As part of Latitude’s investment strategy, we seek to build effective relationships with the boards and management teams at the companies in which we invest.
Latitude will generally look to invest in companies that it believes to be well managed. As part of the research and monitoring process, Latitude may look to intervene by holding meetings with management and/or directors to express Latitude’s concerns or express its views through other channels. These concerns will generally be motivated by the failure of management to uphold shareholder value and the failure to deliver products and services for the benefit of society.
While obviously being conscious that, at this stage of our business growth, we are likely to be minority shareholders in the large cap businesses in which we invest, we believe the views of all shareholders are considered when presented carefully and intelligently.

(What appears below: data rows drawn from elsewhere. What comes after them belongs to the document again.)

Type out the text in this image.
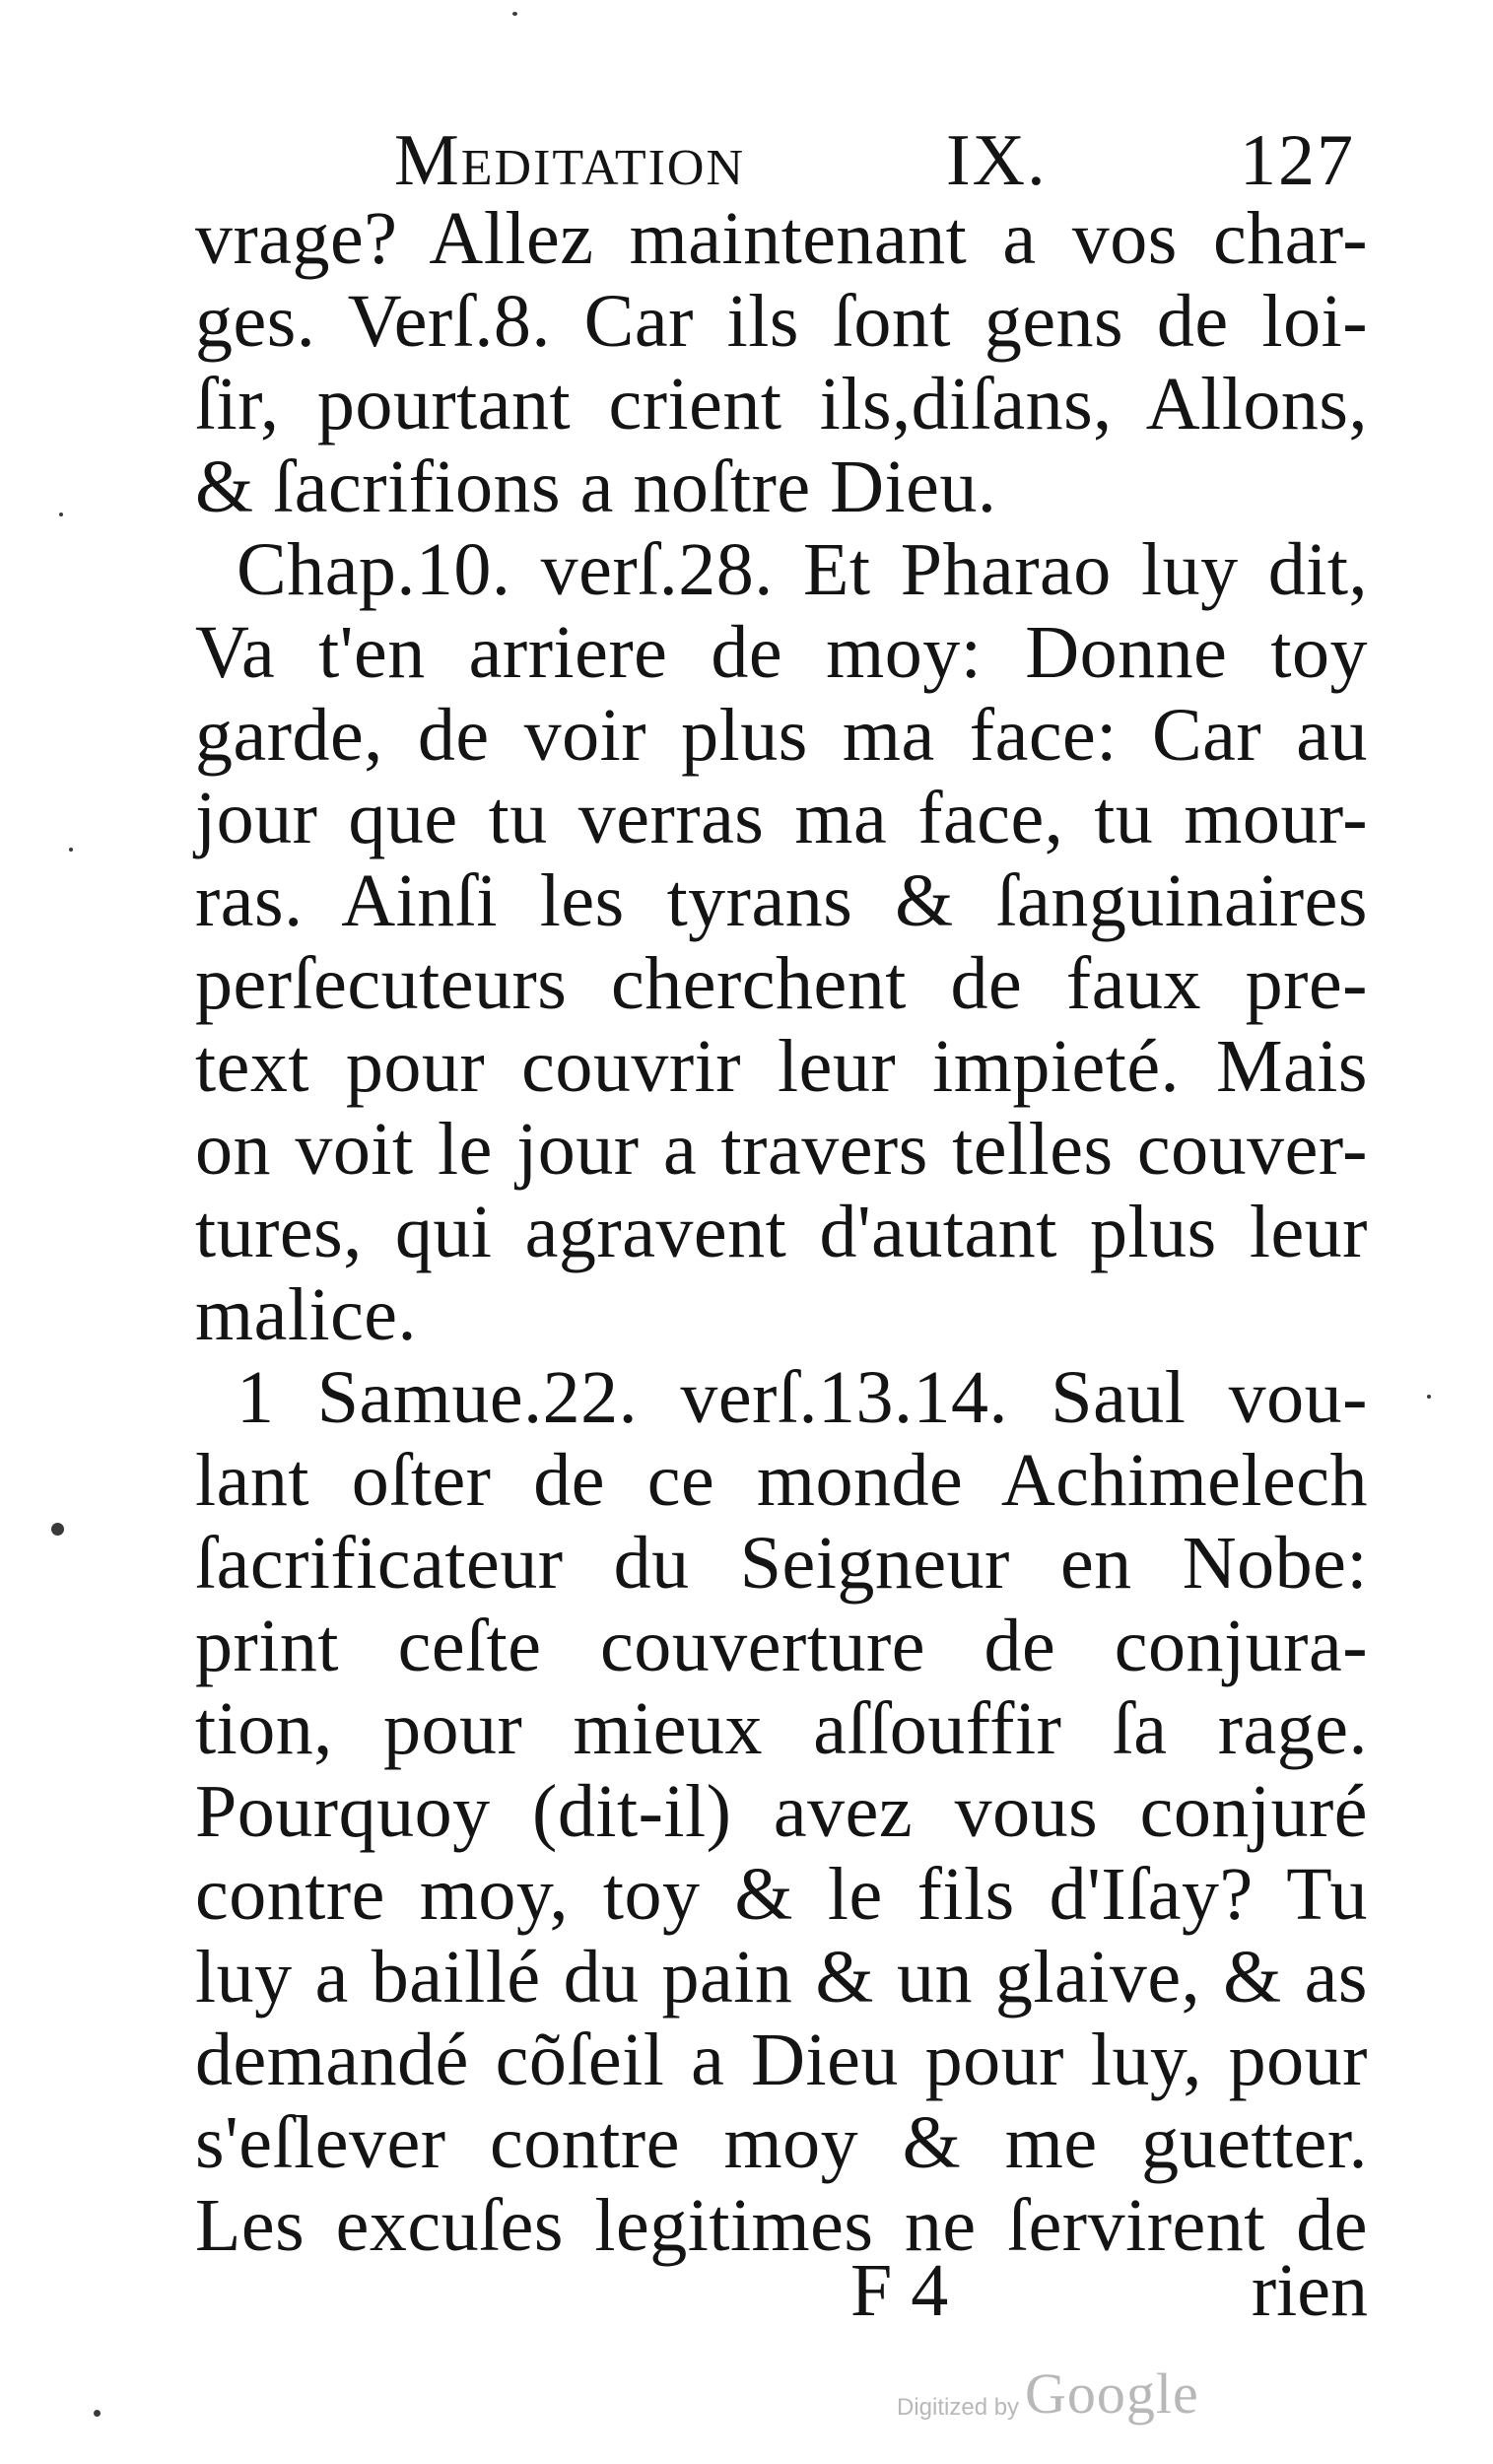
Meditation	IX.	127
vrage? Allez maintenant a vos char-
ges. Verſ.8. Car ils ſont gens de loi-
ſir, pourtant crient ils,diſans, Allons,
& ſacrifions a noſtre Dieu.
Chap.10. verſ.28. Et Pharao luy dit,
Va t'en arriere de moy: Donne toy
garde, de voir plus ma face: Car au
jour que tu verras ma face, tu mour-
ras. Ainſi les tyrans & ſanguinaires
perſecuteurs cherchent de faux pre-
text pour couvrir leur impieté. Mais
on voit le jour a travers telles couver-
tures, qui agravent d'autant plus leur
malice.
1 Samue.22. verſ.13.14. Saul vou-
lant oſter de ce monde Achimelech
ſacrificateur du Seigneur en Nobe:
print ceſte couverture de conjura-
tion, pour mieux aſſouffir ſa rage.
Pourquoy (dit-il) avez vous conjuré
contre moy, toy & le fils d'Iſay? Tu
luy a baillé du pain & un glaive, & as
demandé cõſeil a Dieu pour luy, pour
s'eſlever contre moy & me guetter.
Les excuſes legitimes ne ſervirent de
F 4	rien
Digitized by Google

We utilise various research and support tools to meet this principle. The monitoring process will include analysing annual reports and financial statements, using independent third party and broker research and attending company meetings. No fundamental analyst would ever surrogate their decision making on earnings or cash flow to an external provider or systematic model yet many approach ESG analysis in this manner. We genuinely integrate the risks and opportunities created from the changing investment landscape into all aspects of our fundamental research.
We are an active participant in a number of investor bodies such as the UK Investment Association, the Independent Investment Management Initiative (IIMI) (our CEO is a member of the board) and the United Nation’s Principles for Responsible Investment (UNPRI). Through these initiatives, we are willing to discuss and work with other investors on a range of collective engagement opportunities.
We would normally pursue engagements with invested companies on our own, however, as we are an emerging asset manager with a small but growing level of assets under management we believe a collaborative effort with other investors can be more effective. The extent to which we are listened to by a Board depends on a number of factors, including the power of our argument (i.e. how compelling it is); how deeply our points resonate with board directors; our size as a shareholder; and the level of shared concern of other shareholders.
We report regularly to clients on our stewardship activities in meetings and through our monthly and annual reports. Our reports are openly available on our website which includes details of selected company engagements and voting activity.